“What’s an editor do? Is that like a copywriter or proofreader?”

A quick answer is ‘same, same, but different’.


So what does an Editor do? Given our national obsession with real estate, consider a house going on the market for auction. Think of that ‘house’ as your website, blog, newsletter or E-book.

The best way to sell that ‘house’ is to make it as appealing to buyers as possible. With a house, your real estate agent will recommend you engage the services of a house stylist.

What services would you get if you engaged an editor/stylist, proofreader/stylist or copywriter/stylist for your written content ‘house’?

The editor as stylist

The editor will advise on things like decluttering, moving or storing certain items of furniture, the purchase of scatter cushions and throws to hide the red wine stain on the sofa and perhaps some new doona covers and towels to give the bedrooms and bathroom a fresh look. This is a light to medium copy edit.

Some ‘houses’ may require more substantial changes. The room you are using as a study may be reverted to its original purpose as formal dining room. The sofa is just a little too shabby, let’s replace it with a hired one. This is a heavier, structural edit.

The editor will also advise you that at each open for inspection, the house should be presented exactly as it is depicted by the photos in the glossy brochure. This is editing for consistency.

However, throughout the entire process the house remains your distinctive home. Much like the gentle art of editing maintains the original voice, while improving the overall content. And like the house stylist, editorial suggestions are just that, suggestions. You can choose to accept, or reject, each suggested change.

The final touch? Of course, the house must be clean, so when final copy is established the editor will proofread to ensure no new errors have popped up during the process from edited copy to final product.

The proofreader as stylist

Your ‘house’ will be scrupulously clean. However, it may still be cluttered and untidy.

The copywriter as stylist

Think furnished display home. You have given your input as to the overall look and perhaps even specified certain aspects such as what artwork to hang on the walls, however the execution of all requirements is done by the stylist.

Who should engage an editor?

In my opinion, everyone, including copywriters, though I am sure they would beg to differ. However, in the wider world, all published content is edited, including this article.  Submissions for tender, company reports, sales brochures, etc. – all are edited prior to publication. In the world of fiction (that most personal experience of writing) many authors will publish a note of thanks at the back of their books. They may variously thank their mum, or husband, or even their dog! However, the one person they all thank is their editor.
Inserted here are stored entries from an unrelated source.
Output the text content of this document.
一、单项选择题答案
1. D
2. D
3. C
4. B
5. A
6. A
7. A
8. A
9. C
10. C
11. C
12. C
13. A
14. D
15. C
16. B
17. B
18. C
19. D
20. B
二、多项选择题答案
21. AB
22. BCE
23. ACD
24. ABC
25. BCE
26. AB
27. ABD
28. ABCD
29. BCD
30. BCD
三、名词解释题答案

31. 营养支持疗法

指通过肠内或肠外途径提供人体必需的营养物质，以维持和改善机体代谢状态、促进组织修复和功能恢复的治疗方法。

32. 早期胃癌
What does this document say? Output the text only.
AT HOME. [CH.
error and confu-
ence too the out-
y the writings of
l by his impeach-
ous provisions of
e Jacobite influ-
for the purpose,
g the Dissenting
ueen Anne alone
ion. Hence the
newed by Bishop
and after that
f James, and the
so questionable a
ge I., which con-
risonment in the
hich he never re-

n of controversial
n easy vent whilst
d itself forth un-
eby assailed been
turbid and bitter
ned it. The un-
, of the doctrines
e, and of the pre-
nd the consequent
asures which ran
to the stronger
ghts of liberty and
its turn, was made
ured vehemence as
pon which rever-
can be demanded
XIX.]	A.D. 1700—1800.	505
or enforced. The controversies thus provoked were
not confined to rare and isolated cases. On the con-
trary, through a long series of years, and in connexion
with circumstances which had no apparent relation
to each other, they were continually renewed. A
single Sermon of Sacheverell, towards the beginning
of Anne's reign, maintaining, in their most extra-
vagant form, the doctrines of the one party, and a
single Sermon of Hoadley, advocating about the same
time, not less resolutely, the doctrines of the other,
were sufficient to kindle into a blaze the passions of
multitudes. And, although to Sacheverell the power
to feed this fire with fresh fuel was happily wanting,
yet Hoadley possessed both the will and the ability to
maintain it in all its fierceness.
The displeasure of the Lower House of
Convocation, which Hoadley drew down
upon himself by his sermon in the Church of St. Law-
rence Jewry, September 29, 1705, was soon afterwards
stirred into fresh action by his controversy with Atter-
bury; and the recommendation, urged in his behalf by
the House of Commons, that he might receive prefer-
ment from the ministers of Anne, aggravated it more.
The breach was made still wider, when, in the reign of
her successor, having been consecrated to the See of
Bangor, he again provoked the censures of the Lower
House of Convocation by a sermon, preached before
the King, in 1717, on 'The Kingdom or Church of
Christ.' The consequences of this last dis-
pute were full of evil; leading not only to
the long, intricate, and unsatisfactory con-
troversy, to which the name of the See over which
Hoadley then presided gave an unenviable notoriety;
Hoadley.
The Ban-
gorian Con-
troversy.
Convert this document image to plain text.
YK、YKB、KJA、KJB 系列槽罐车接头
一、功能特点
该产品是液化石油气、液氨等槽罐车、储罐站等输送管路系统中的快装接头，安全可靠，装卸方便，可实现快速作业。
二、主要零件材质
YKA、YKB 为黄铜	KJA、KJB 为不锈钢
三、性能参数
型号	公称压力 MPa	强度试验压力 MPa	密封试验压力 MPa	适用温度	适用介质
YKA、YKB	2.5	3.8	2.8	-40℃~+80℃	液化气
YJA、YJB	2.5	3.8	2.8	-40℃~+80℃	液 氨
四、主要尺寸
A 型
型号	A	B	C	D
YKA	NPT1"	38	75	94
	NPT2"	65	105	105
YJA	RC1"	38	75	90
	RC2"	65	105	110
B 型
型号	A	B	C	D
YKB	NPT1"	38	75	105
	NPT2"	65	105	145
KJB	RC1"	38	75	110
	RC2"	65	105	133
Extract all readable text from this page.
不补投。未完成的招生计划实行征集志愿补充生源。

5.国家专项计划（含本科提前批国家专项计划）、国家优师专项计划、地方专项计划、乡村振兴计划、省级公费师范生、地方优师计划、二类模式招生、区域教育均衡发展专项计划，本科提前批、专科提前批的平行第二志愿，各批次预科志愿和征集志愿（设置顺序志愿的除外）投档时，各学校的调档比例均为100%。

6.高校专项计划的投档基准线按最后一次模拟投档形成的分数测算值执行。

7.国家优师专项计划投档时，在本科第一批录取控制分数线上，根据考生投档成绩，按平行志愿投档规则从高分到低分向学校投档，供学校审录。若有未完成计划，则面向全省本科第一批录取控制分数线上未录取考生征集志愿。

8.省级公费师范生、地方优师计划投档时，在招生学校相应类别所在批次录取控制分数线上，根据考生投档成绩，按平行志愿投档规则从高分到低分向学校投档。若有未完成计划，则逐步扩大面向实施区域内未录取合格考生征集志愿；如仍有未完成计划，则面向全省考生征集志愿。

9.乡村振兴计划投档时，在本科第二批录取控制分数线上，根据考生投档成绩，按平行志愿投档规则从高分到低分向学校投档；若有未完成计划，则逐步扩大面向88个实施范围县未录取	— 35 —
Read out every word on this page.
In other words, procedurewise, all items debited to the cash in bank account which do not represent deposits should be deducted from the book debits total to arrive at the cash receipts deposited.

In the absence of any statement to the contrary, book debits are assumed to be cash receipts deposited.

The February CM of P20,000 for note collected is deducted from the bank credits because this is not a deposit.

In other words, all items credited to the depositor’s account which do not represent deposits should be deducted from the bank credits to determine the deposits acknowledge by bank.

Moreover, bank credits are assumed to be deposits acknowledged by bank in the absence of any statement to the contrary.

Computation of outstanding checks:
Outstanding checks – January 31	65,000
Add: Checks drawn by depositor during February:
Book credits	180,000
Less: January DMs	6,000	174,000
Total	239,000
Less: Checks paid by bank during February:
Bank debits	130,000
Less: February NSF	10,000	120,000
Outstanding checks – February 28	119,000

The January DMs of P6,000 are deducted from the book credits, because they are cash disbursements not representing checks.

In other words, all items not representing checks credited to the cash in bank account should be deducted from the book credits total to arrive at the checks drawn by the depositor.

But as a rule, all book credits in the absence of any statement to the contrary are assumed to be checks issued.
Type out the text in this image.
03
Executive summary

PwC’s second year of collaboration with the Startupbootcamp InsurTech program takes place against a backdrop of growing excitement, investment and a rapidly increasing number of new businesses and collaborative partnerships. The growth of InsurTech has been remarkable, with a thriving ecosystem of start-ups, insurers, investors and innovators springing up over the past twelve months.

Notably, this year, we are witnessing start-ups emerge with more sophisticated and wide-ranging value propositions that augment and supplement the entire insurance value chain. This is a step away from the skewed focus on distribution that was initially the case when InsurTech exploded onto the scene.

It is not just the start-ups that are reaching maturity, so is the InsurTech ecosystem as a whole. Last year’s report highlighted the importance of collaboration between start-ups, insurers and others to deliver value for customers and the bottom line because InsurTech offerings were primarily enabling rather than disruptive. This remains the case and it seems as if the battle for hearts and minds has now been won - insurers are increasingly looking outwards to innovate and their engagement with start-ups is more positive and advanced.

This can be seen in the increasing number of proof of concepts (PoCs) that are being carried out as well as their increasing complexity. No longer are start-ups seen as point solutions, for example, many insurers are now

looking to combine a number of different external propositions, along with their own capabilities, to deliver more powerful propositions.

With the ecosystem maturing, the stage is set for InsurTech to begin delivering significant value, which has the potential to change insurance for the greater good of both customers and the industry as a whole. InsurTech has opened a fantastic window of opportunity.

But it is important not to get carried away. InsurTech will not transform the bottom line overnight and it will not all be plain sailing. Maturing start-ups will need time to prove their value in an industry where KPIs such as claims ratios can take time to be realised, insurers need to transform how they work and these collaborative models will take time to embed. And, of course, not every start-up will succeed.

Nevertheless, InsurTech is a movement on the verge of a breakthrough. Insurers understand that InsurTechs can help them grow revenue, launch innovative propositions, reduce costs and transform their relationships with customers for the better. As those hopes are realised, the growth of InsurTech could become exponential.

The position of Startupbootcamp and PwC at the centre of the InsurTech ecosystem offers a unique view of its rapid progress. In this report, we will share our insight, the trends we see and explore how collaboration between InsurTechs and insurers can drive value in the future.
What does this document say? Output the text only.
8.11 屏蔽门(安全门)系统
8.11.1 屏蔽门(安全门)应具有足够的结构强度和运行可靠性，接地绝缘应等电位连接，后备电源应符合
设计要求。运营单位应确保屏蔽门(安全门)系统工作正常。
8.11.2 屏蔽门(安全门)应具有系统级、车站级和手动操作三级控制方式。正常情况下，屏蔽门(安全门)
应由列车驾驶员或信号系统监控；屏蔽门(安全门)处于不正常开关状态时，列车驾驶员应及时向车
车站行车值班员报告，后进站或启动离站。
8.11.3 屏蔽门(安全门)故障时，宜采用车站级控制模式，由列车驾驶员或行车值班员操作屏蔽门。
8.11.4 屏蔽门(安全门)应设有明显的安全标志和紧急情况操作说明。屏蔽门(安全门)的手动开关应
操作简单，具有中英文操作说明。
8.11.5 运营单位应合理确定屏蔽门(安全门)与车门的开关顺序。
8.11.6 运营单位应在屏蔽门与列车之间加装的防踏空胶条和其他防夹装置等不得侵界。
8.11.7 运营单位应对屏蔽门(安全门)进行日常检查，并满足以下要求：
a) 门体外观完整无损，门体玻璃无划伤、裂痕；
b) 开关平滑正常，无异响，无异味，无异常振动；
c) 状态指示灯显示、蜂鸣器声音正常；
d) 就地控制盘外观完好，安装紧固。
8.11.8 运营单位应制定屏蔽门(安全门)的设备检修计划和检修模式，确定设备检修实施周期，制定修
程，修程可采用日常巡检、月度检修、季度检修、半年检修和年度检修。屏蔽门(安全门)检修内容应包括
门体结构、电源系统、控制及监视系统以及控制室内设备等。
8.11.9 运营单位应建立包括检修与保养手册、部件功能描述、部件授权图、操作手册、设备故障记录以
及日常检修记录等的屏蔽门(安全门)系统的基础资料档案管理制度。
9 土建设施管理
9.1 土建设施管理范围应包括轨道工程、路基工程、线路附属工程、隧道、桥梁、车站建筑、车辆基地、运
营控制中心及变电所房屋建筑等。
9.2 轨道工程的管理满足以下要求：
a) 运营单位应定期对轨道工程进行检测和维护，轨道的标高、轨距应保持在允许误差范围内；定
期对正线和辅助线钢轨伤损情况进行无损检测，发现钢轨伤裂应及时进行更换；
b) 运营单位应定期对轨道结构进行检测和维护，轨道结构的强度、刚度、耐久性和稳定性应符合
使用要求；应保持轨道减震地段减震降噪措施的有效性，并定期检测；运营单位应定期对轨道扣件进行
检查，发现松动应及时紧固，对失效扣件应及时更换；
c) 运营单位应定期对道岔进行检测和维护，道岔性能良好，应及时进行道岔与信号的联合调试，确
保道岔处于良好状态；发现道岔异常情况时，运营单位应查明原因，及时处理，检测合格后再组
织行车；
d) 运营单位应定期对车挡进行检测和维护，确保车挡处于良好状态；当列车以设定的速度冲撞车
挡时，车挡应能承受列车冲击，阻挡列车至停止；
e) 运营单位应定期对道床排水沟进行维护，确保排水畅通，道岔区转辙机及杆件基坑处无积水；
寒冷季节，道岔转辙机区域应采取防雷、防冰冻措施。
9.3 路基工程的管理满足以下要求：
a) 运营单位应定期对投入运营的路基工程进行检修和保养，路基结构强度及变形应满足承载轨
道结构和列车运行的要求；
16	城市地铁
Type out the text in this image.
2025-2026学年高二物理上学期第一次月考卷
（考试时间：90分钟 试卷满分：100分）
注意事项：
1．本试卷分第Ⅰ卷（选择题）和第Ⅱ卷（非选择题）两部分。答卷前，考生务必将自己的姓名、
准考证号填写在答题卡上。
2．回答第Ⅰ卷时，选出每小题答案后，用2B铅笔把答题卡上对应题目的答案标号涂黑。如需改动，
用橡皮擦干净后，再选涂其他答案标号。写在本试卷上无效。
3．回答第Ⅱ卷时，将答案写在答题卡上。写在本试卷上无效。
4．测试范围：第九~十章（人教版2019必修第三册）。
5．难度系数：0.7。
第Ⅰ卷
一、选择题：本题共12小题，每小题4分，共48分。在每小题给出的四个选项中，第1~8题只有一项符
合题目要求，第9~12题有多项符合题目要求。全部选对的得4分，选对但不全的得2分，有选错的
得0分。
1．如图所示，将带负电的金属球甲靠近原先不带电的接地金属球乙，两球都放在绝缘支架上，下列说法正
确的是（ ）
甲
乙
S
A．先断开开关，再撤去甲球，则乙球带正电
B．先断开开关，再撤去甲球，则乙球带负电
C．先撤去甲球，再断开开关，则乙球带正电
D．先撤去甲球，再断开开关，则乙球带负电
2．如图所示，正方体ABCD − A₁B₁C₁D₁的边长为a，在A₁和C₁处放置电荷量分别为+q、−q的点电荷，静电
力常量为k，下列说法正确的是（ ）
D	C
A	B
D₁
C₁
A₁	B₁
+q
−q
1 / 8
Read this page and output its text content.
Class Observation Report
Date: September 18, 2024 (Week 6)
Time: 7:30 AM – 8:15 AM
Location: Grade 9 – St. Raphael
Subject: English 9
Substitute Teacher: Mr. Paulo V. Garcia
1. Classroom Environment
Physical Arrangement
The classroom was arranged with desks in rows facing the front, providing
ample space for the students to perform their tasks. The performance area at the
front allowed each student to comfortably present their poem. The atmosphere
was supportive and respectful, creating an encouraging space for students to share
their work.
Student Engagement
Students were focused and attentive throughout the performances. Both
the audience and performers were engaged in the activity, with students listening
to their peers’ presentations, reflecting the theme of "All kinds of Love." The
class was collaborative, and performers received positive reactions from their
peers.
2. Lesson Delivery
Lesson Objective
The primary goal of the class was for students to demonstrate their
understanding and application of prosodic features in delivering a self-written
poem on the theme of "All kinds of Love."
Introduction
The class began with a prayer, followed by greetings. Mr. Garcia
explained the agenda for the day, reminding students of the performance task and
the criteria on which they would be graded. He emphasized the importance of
Engaging an editor is a cost-effective alternative to employing a copywriter, and with a final proofread, gives you two services in one neat package.

The cost of editing depends on two factors, word count and how light, or heavy, an edit is required. An editor will need to see the copy to be able to quote. A specialist digital content editor will also ensure keywords for SEO are used appropriately, that your meta data is error-free and your meta description is clean and sharp.

Reasons for engaging a writing professional

What happens if you don’t engage a copywriter, editor or even a humble proofreader? If your knowledge of grammar and spelling is sound, and you know when your spelling or grammar checker is getting it wrong, then nothing. The inevitable and occasional typo is always forgivable. You are only human.

However, if your copy contains spelling errors rather than typo’s (yes, there is a difference) and your sentences are ungrammatical or clunky, then the ‘house’ you are presenting to the world will not be ‘open for inspection’ perfect, with all that implies for the future success of your ‘auction’. Even more embarrassing, you might find your written content becoming this week’s highlight post on one of those newsfeed websites that delight in exposing bad grammar and misused apostrophes.

The best advice I can give you is this – don’t feed the grammar Nazis. It only encourages them.